AI coding assistants like GitHub Copilot or Claude are reshaping software development — adopted by millions of developers worldwide, integrated into professional workflows, and increasingly trusted to write code that ends up in production systems. Yet studies show that a significant portion of the code they generate contains bugs, security vulnerabilities, or simply fails to run in real environments. As adoption accelerates, so does the risk: developers under time pressure accept AI suggestions they don't fully scrutinize, and broken or undeployable code quietly makes its way into critical software.

But the problem doesn't stop at deployment. Once AI-generated code is running in production, new challenges emerge: systems behave in unexpected ways, failures are harder to anticipate, and traditional monitoring approaches struggle to keep up with the complexity and volume of modern software. Closing the loop between code generation and system operation — using AI not only to write software but to watch over it, detect anomalies, and reason about failures at runtime — is one of the most pressing open problems at the intersection of AI and software engineering.

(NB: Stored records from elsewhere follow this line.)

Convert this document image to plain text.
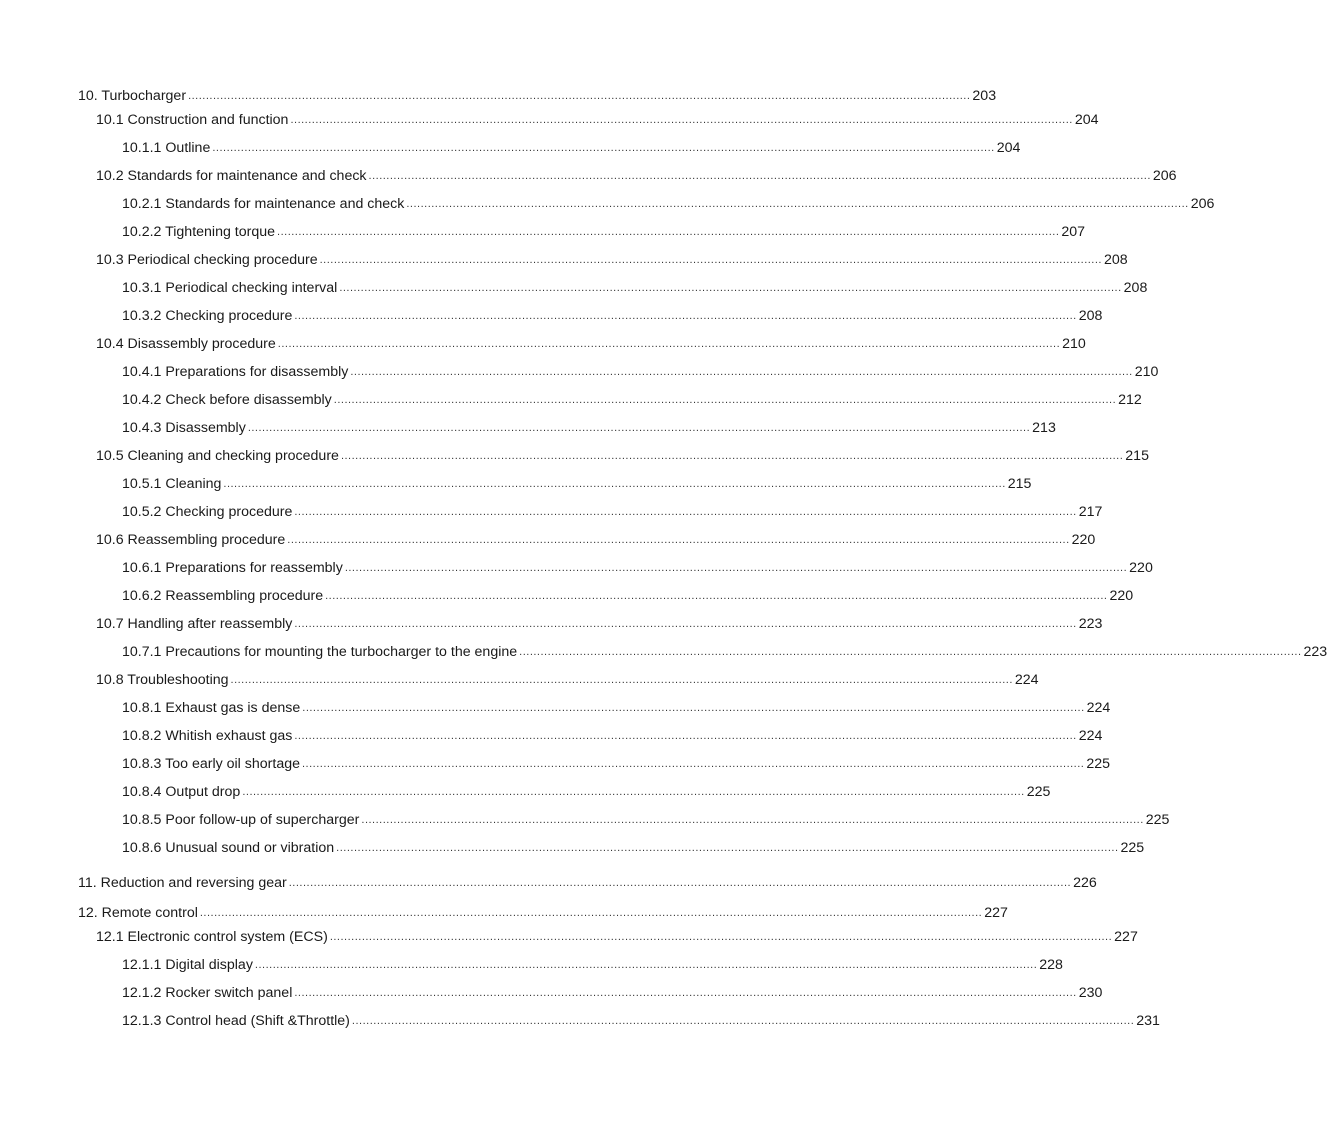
10. Turbocharger ............................................................................................................................................................................................................................ 203
10.1 Construction and function ............................................................................................................................................................................................................................ 204
10.1.1 Outline ............................................................................................................................................................................................................................ 204
10.2 Standards for maintenance and check ............................................................................................................................................................................................................................ 206
10.2.1 Standards for maintenance and check ............................................................................................................................................................................................................................ 206
10.2.2 Tightening torque ............................................................................................................................................................................................................................ 207
10.3 Periodical checking procedure ............................................................................................................................................................................................................................ 208
10.3.1 Periodical checking interval ............................................................................................................................................................................................................................ 208
10.3.2 Checking procedure ............................................................................................................................................................................................................................ 208
10.4 Disassembly procedure ............................................................................................................................................................................................................................ 210
10.4.1 Preparations for disassembly ............................................................................................................................................................................................................................ 210
10.4.2 Check before disassembly ............................................................................................................................................................................................................................ 212
10.4.3 Disassembly ............................................................................................................................................................................................................................ 213
10.5 Cleaning and checking procedure ............................................................................................................................................................................................................................ 215
10.5.1 Cleaning ............................................................................................................................................................................................................................ 215
10.5.2 Checking procedure ............................................................................................................................................................................................................................ 217
10.6 Reassembling procedure ............................................................................................................................................................................................................................ 220
10.6.1 Preparations for reassembly ............................................................................................................................................................................................................................ 220
10.6.2 Reassembling procedure ............................................................................................................................................................................................................................ 220
10.7 Handling after reassembly ............................................................................................................................................................................................................................ 223
10.7.1 Precautions for mounting the turbocharger to the engine ............................................................................................................................................................................................................................ 223
10.8 Troubleshooting ............................................................................................................................................................................................................................ 224
10.8.1 Exhaust gas is dense ............................................................................................................................................................................................................................ 224
10.8.2 Whitish exhaust gas ............................................................................................................................................................................................................................ 224
10.8.3 Too early oil shortage ............................................................................................................................................................................................................................ 225
10.8.4 Output drop ............................................................................................................................................................................................................................ 225
10.8.5 Poor follow-up of supercharger ............................................................................................................................................................................................................................ 225
10.8.6 Unusual sound or vibration ............................................................................................................................................................................................................................ 225
11. Reduction and reversing gear ............................................................................................................................................................................................................................ 226
12. Remote control ............................................................................................................................................................................................................................ 227
12.1 Electronic control system (ECS) ............................................................................................................................................................................................................................ 227
12.1.1 Digital display ............................................................................................................................................................................................................................ 228
12.1.2 Rocker switch panel ............................................................................................................................................................................................................................ 230
12.1.3 Control head (Shift &Throttle) ............................................................................................................................................................................................................................ 231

This is not a minor inconvenience — it's a fundamental barrier to the responsible and effective use of agentic-AI in software engineering. Solving it requires more than better models: it demands a deep understanding of why these agents fail, when their output cannot be trusted, and how the full software lifecycle — from generation to deployment to operation — can be made more reliable with agentic-AI.

We are looking for 3 motivated PhD students to join our research team and take on this challenge.

About the Project

This project investigates the fundamental limits of state-of-the-art AI coding agents across the full software lifecycle, with the goal of making the code they generate more correct, more deployable, and more observable once running. You will combine rigorous empirical analysis with the design and evaluation of novel solutions — research that is both scientifically impactful and practically urgent.

Core research questions include:

  • Where and why do coding agents produce plausible-but-broken code?
  • Under what conditions does AI-generated code fail to deploy?
  • How can AI-powered monitoring detect, diagnose, and explain failures in systems built with AI-generated code?
  • What new techniques can systematically close the gap between code generation and reliable system operation?

 

What You'll Work On

  • Benchmarking and failure analysis of coding AI agents (e.g., Copilot, Codex-based systems)
  • Designing and evaluating novel approaches to improve correctness and deployability
  • Exploring AI-driven software monitoring: anomaly detection, failure diagnosis, and runtime reasoning over AI-generated systems
  • Publishing at top venues in software engineering and AI (ICSE, FSE, ASE, NeurIPS, ICLR)

Required knowledge

What We're Looking For:

  • A Master's degree in computer science or a related field
  • Solid foundations in software engineering, machine learning, or programming languages
  • Intellectual curiosity and a genuine drive to do impactful research
  • Experience with LLMs, program analysis, or software testing is a plus — but not required.